What you NEED to know about Bitcoin

in #bitcoin7 years ago

Bitcoin is a currency. Its original intent was to be used to bypass traditional banking, by being faster, more secure and available worldwide. Its massive value explosion from $700 to more than $15,000 in 2017 has rendered it more akin to gold, a common digital store of wealth. Transactions in Bitcoin are actually less advantageous than other altcoins. The fees are high and the speed is slow. More importantly, the price has seen such tremendous up-swings that you may lose huge potential for moving BTC. Since 2017 proved to be a heavy adoption year, issues with scaling have arisen. Scaling is the rate at which transactions are processed and how many can be verified in a given time, based on the size of the block. Bitcoin has turned out to be one of the slower cryptocurrencies.
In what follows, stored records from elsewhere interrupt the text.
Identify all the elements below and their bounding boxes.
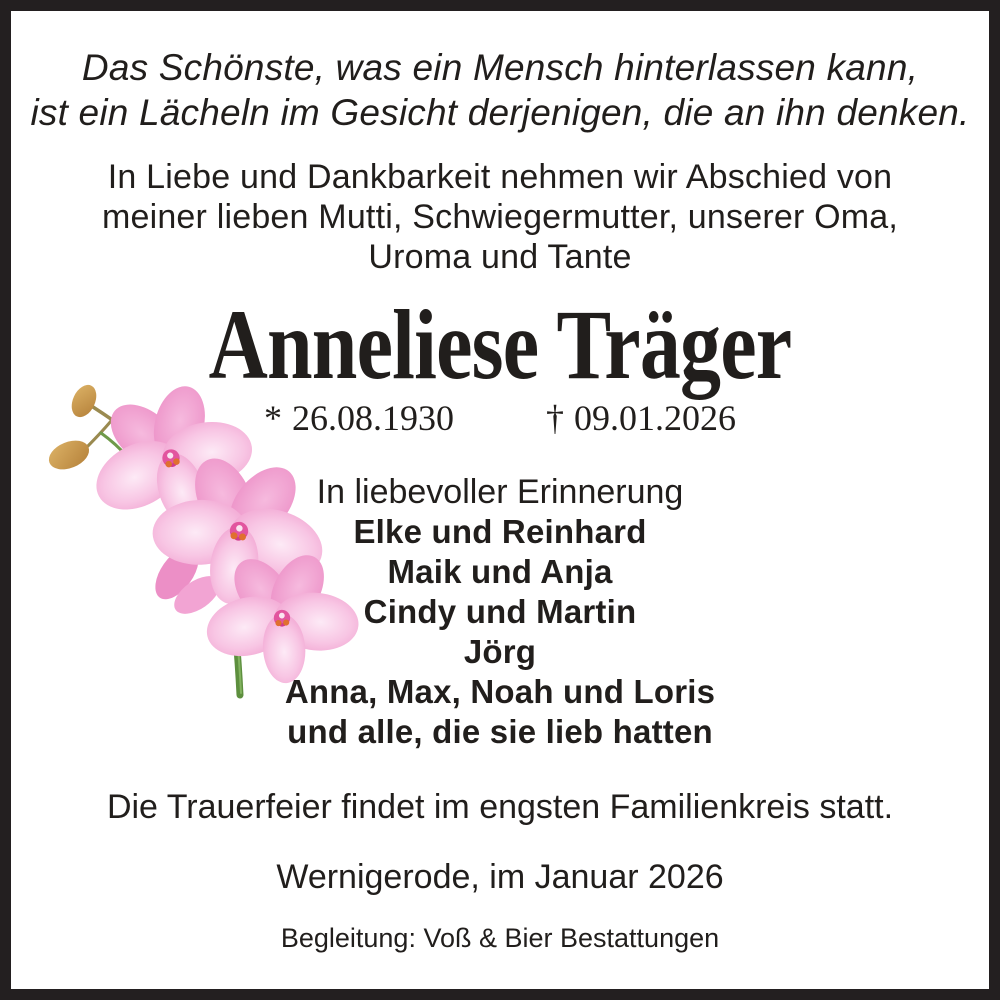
farewell-intro-line-3: Uroma und Tante xyxy=(368,238,632,276)
cross-symbol: † xyxy=(546,398,564,438)
farewell-intro-line-2: meiner lieben Mutti, Schwiegermutter, unserer Oma, xyxy=(101,198,899,236)
mourner-line-4: Jörg xyxy=(463,633,537,670)
deceased-name: Anneliese Träger xyxy=(208,289,792,400)
life-dates xyxy=(11,397,989,440)
born-symbol: * xyxy=(264,398,282,438)
service-notice: Die Trauerfeier findet im engsten Familienkreis statt. xyxy=(106,788,894,826)
funeral-home-line: Begleitung: Voß & Bier Bestattungen xyxy=(280,923,720,953)
mourner-line-5: Anna, Max, Noah und Loris xyxy=(284,673,716,710)
death-date-value: 09.01.2026 xyxy=(574,398,736,438)
remembrance-heading: In liebevoller Erinnerung xyxy=(316,473,684,511)
memorial-quote-line-2: ist ein Lächeln im Gesicht derjenigen, die an ihn denken. xyxy=(30,92,970,133)
death-date xyxy=(546,397,736,440)
farewell-intro xyxy=(11,157,989,277)
birth-date xyxy=(264,397,454,440)
memorial-quote-line-1: Das Schönste, was ein Mensch hinterlassen kann, xyxy=(81,47,919,88)
mourner-list xyxy=(11,512,989,752)
memorial-quote xyxy=(11,45,989,135)
mourner-line-6: und alle, die sie lieb hatten xyxy=(287,713,713,750)
mourner-line-2: Maik und Anja xyxy=(387,553,613,590)
place-and-date: Wernigerode, im Januar 2026 xyxy=(276,858,724,896)
birth-date-value: 26.08.1930 xyxy=(292,398,454,438)
mourner-line-3: Cindy und Martin xyxy=(363,593,637,630)
mourner-line-1: Elke und Reinhard xyxy=(353,513,647,550)
farewell-intro-line-1: In Liebe und Dankbarkeit nehmen wir Abschied von xyxy=(107,158,893,196)
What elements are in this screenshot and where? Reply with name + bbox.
The Bitcoin blockchain is open source, meaning the all the coding is available online for anyone to use. There is no dedicated team working for a company to mine blocks. The project is as decentralized as the network running it. If you want to look at the Bitcoin infrastructure, you can access all their documentation and source code at bitcoin.org.

While the blockchain itself is fairly hack-resistant, many wallets and exchanges have proven to be vulnerable. In 2011, the largest digital asset exchange, Mt. Gox suffered an attack that reduced the price of Bitcoin to a penny. In 2014, they were hacked again, this time losing nearly half a billion dollars. There are plenty of stories like this, all of them the result of negligence and poor security. The only way to know your Bitcoin is secure, is to hold the private keys offline in some manner.

Tax implications and government involvement have yet to be determined. Regulations have stifled a number of industries in America, and South Korea's raid on two of the top 10 exchanges in January of 2018, make the challenge of mass adoption even more difficult. Only 1% of the global population has heard of cryptocurrencies, and only 1 percent of those who invest in asset markets have put money into altcoin exchanges. The potential for growth is almost guaranteed, assuming no major economic sanctions are placed on the burgeoning technology.

Bitcoin has a fixed block amount of 21M, but it's possible for other blockchains to start from a Bitcoin block. These chains are called forks. Anyone can make one, and the value of each is not intrinsically associated with the original Bitcoin. The first fork was Bitcoin Cash in August of 2017 to address the scaling issues with BTC. The developers increased the block size from 1MB to 8. More data being transferred at once also reduced the work volume and the transfer speeds. There are currently 8 hard-forks of the Bitcoin blockchain. This is not an indication of the value or feasibility of either Bitcoin or its forks.